He does not ask you to stay. He brings you a blanket and a glass of water and leaves both on the coffee table like offerings at an altar that may or may not accept them. In the bedroom, you hear him moving once, twice, then not at all. Sleep never comes for you. Only memory.
You remember your mother after the fire, sitting on the edge of your hospital bed with her purse in her lap and exhaustion stitched into every line of her face. She had worked as a cleaner in three offices, knees swollen, wrists always aching, yet when your despair turned ugly, she met it with the patience of saints and women who know sainthood is just another unpaid labor. “Anybody can love what is easy to look at,” she once told you while helping change your dressings. “That is not character. That is eyesight.”
At the time, you had almost laughed.
Now, at four in the morning, the sentence returns like a hand at your shoulder.
By dawn, your decision is not dramatic. It is tired.
You pack a small bag.
When Obinna comes out of the bedroom, he has the look of a man who has not slept either. The early light catches his face in a way that makes him look younger and more breakable than he did last night. You resent that softness in him because you feel none in yourself.
“I’m going to my mother’s,” you say.
He nods. “Do you want me to come with you?”
“No.”
“Do you want me to explain anything to her?”
“She already thinks men are a disappointing species. You’d only be confirming her research.”
A ghost of a smile touches his mouth and disappears. At least he knows not to ask whether you’re joking.
He walks you to the door anyway. At the threshold, he says, “Eden… Adaeze… whichever name you want from me, I will use.”
You look at him for a long moment.
“My own,” you say at last. “Use my own.”
His eyes lower. “Adaeze.”
The sound of it hurts more than expected. Not because it is wrong. Because it is right.
Your mother lives across town in a building with flaking paint and neighbors who know too much about everyone’s business. She opens the door in a wrapper and headscarf, squints at your garment bag and overnight case, and says, “Well. Either the wedding night was terrible or you came to show off leftover cake.”
You burst into tears before answering.
That is how the first week of your marriage ends.
In your mother’s apartment, you become two people at once: the grown woman who has survived too much to be babied, and the daughter who still wants to crawl into a safer decade. She does not press for every detail immediately. She makes tea. She heats stew. She lets silence do its slow work. Only when your breathing evens out does she ask, “Did he hit you?”
“No.”
“Did he cheat?”
“No.”
“Did he turn out to have another wife in another city? Because men do love sequels.”

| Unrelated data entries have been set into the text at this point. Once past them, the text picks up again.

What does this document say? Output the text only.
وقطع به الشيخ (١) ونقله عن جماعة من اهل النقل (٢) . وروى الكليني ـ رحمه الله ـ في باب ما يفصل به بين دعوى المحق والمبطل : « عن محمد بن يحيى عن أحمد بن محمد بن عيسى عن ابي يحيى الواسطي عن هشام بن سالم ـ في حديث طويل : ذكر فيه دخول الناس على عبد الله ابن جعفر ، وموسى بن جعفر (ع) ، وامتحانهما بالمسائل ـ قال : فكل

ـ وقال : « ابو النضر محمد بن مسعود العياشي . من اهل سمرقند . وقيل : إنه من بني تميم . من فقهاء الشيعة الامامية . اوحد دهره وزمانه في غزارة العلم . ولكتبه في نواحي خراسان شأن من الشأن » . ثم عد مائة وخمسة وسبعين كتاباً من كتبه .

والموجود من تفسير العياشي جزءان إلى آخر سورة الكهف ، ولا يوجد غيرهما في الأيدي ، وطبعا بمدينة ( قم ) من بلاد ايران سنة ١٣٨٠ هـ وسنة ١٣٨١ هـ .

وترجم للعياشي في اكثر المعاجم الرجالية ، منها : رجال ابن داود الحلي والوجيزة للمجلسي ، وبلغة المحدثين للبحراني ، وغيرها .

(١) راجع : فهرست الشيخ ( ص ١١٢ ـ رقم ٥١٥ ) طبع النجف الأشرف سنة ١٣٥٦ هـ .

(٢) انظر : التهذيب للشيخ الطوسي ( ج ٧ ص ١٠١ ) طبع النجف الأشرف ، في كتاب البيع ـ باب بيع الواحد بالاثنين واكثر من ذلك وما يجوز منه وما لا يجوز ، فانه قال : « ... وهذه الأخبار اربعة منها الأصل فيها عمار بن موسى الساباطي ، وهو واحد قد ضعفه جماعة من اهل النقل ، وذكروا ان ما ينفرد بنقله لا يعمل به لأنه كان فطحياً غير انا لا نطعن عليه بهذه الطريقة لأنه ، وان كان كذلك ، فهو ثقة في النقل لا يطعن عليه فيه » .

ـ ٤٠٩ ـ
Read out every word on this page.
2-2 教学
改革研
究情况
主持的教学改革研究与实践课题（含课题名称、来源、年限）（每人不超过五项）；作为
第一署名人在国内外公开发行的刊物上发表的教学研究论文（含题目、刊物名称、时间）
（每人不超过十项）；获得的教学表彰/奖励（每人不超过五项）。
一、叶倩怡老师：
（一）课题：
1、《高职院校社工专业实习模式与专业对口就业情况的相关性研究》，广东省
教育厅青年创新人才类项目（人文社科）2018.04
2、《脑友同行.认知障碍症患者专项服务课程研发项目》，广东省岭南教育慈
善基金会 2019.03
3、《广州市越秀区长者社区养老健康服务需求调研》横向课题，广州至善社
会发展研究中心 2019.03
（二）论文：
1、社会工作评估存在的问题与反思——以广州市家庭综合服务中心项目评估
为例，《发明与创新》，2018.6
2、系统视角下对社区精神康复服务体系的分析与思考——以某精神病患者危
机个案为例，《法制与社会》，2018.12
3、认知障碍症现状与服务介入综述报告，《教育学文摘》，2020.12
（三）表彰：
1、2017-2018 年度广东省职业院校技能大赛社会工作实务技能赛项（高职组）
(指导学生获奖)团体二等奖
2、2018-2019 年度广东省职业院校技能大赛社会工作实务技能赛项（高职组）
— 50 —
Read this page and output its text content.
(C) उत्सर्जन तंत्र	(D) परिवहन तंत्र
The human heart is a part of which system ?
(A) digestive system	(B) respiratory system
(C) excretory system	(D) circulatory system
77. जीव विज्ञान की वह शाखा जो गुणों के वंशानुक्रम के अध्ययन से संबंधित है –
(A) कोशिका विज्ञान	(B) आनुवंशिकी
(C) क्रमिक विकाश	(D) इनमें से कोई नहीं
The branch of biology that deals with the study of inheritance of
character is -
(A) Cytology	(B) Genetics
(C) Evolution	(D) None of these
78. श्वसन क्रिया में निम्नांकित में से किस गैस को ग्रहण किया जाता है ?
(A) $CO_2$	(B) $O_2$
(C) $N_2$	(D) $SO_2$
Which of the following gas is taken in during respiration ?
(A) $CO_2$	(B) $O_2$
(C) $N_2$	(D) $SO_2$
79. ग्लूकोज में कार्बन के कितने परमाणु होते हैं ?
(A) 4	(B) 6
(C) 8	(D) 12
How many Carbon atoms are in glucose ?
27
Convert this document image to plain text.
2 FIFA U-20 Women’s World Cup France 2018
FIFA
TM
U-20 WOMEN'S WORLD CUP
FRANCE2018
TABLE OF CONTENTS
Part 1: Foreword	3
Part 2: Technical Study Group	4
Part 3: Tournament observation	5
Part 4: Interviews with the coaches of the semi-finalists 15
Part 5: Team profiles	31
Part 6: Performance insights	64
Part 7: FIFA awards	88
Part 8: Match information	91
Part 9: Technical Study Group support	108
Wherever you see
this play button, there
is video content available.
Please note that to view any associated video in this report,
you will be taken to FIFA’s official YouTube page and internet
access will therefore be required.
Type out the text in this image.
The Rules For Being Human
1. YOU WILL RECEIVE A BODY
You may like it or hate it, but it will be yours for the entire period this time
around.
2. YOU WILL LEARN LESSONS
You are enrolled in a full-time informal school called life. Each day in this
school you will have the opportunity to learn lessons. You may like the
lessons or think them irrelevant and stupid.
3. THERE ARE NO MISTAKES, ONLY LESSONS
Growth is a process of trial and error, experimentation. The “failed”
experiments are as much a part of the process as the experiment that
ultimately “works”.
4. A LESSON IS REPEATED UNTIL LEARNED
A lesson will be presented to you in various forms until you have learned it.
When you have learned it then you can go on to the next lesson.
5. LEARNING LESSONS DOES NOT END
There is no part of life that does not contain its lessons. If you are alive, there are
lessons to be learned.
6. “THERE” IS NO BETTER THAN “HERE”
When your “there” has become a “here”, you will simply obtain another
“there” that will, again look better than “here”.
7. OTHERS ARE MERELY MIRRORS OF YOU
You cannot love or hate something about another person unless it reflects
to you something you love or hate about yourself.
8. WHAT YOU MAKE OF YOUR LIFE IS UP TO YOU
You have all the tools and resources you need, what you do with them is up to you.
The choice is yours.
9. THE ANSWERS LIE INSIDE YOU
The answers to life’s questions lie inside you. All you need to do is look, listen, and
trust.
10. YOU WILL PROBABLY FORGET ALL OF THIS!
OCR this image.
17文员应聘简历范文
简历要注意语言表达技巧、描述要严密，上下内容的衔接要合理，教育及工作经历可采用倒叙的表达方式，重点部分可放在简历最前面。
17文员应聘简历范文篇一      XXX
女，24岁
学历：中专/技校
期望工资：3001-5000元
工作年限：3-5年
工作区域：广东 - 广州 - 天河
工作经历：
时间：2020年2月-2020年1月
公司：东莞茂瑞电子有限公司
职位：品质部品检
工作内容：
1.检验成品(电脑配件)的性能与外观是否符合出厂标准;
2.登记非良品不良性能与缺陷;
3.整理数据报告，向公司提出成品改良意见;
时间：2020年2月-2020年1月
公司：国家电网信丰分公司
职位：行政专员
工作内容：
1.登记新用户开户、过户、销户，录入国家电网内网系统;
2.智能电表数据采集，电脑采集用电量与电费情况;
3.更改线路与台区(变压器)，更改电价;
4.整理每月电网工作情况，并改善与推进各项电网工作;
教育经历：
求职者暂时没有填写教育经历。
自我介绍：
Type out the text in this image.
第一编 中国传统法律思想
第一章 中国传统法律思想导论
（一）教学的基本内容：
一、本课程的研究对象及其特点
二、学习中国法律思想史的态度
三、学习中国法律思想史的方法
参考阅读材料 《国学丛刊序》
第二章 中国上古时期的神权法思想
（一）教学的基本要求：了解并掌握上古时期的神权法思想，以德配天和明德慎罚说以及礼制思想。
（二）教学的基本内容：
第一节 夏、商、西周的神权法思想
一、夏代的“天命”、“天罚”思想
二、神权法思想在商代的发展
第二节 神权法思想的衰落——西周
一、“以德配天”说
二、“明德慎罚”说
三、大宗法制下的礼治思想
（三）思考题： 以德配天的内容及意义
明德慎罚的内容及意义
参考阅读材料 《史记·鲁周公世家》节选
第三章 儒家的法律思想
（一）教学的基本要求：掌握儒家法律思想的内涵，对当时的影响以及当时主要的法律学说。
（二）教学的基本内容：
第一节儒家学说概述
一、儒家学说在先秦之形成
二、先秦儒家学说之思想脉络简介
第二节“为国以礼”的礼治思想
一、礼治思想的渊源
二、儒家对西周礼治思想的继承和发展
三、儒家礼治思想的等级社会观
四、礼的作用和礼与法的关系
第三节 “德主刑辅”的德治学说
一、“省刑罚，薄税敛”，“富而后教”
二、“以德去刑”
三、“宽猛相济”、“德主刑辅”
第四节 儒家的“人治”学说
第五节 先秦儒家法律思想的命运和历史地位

Despite yourself, you laugh.
Then you tell her everything.
Not gracefully. Not in order. You tell it in broken pieces, like unpacking shattered dishes from a box. The hidden sight. The old article. The name. The photograph. The recognition. The fear. The way his confession opened every old wound and poured uncertainty into it.
Your mother listens without interrupting, hands folded over one knee.
When you finish, she sighs through her nose. “So. He is a fool.”
“That’s all?”
“That is not all. But it is the foundation.”
You stare at her.
She shrugs. “A wicked man would use your scars to control you. A shallow man would run from them. A fool falls in love and then lies because he is terrified of losing what he loves. Still wrong. Still damaging. But not the same thing.”
“You’re defending him.”
“I am categorizing him. Accurate diagnosis matters.”
You groan and press your palms to your eyes.
She reaches over and nudges your knee. “Do you still love him?”
The question is indecent in its simplicity.
“Yes,” you whisper.
“Then your problem is not love. Your problem is trust. Love without trust is like soup without water. All seasoning, no substance.”
You let out a wet laugh. “Why is all your wisdom based on food?”
“Because hunger gets people’s attention.”
For three days, Obinna does not come by. He does not flood your phone with apologies. He sends one message each morning: I’m here. No pressure. No defense. Just truth when you want it.
You do not reply.
On the fourth day, Chiamaka visits.
You know her only a little, but she had stood beside Obinna at the wedding, elegant in sage green, sharp-tongued and protective the way certain cousins are. She brings puff-puff, two oranges, and the energy of a woman who has no respect for emotional walls. Your mother lets her in after making her state her purpose like a border official.
Chiamaka sits across from you and folds her legs beneath her.
“I’m not here to convince you to forgive him,” she says. “I’m here because there’s something you should know, and if he tells you himself, it’ll sound strategic.”
You narrow your eyes. “That’s not promising.”
“It isn’t. But it is honest.”
She reaches into her bag and pulls out a thin brown envelope, softened at the edges with age. Your stomach turns before she even opens it.
“This belonged to Chika,” she says. “My sister.”